I turned from the door and looked back into the apartment as if to make sure. I guess I should have invited her in for coffee but I didn't.

"You on your way to work?" I asked instead.

"Yeah."

"Me, too. I better get going. But, listen, once I get settled in, let's do something. A movie or something."

We both liked DeNiro movies. That was the one thing we had.

"Okay, call me."

"I will."

After closing the door I chastised myself again for not inviting her in. In the dining room I shut the computer down and my eyes caught on the inch-thick stack of paper next to the printer. My unfinished novel. I had started it more than a year earlier but it wasn't going anywhere. It was supposed to be about a writer who becomes a quadriplegic in a motorcycle accident. With the money from the legal settlement, he hires a beautiful young woman from the local university to type for him as he orally composes the sentences. But soon he realizes she is editing and rewriting what he tells her before she even types it in. And what dawns on him is that she is the better writer. Soon he sits mute in the room while she writes. He only watches. He wants to kill her, strangle her with his hands. But he can't move his hands to do it. He is in hell.

The stack of pages sat there on the table daring me to try again. I don't know why I didn't shove it into a drawer with the other one I had started and never finished years earlier. But I didn't. I guess I wanted it there where I could see it.
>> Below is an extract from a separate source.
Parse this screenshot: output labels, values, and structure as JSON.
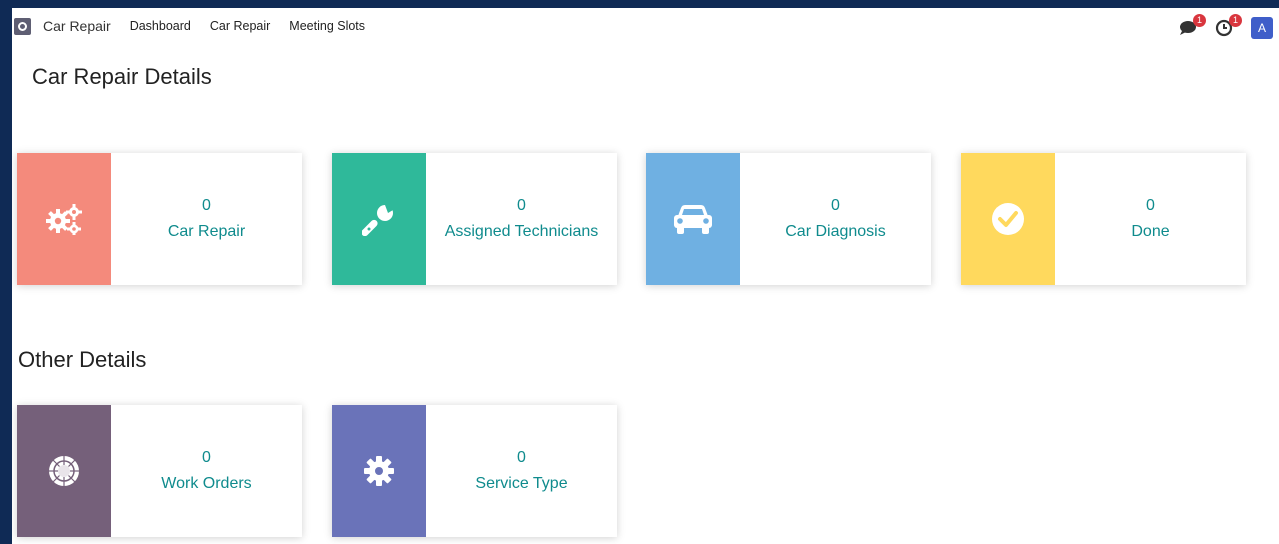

The Rocky's newsroom was deserted when I got there. The morning editor and the early reporter were at the city desk but I didn't see anybody else. Most of the staffers didn't start coming in until nine or later. My first stop was the cafeteria for more coffee and then I swung by the library, where I took a thick computer printout with my name on it off the counter. I checked Laurie Prine's desk to thank her in person but she wasn't in yet, either.

Back at my desk I could see into Greg Glenn's office. He was there, on the phone as usual. I began my usual routine of reading the Rocky and the Post in tandem. I always enjoyed this, the daily judging of the Denver newspaper war. If you were keeping tabs, exclusive stories always scored the most points. But, generally, the papers covered the same stories and this was the trench war, where the real battle was. I would read our story and then I would read theirs, seeing who wrote it better, who had the best information. I didn't always pull for the Rocky. In fact, most times I didn't. I worked with some real assholes and didn't mind seeing their butts kicked by the Post. I would never admit this to anyone, though. It was the nature of the business and the competition. We competed with the other newspaper, we competed with each other. That was why I was sure some of them watched me whenever I walked through the newsroom. To some of the younger reporters I was almost a hero, with the kind of story clips, talent and beat to shoot for. To some of the others, I'm sure I was a pathetic hack with an undeservedly cushy beat. A dinosaur. They wanted to shoot at me. But that was okay. I understood this. I'd think the same thing if I were in their position.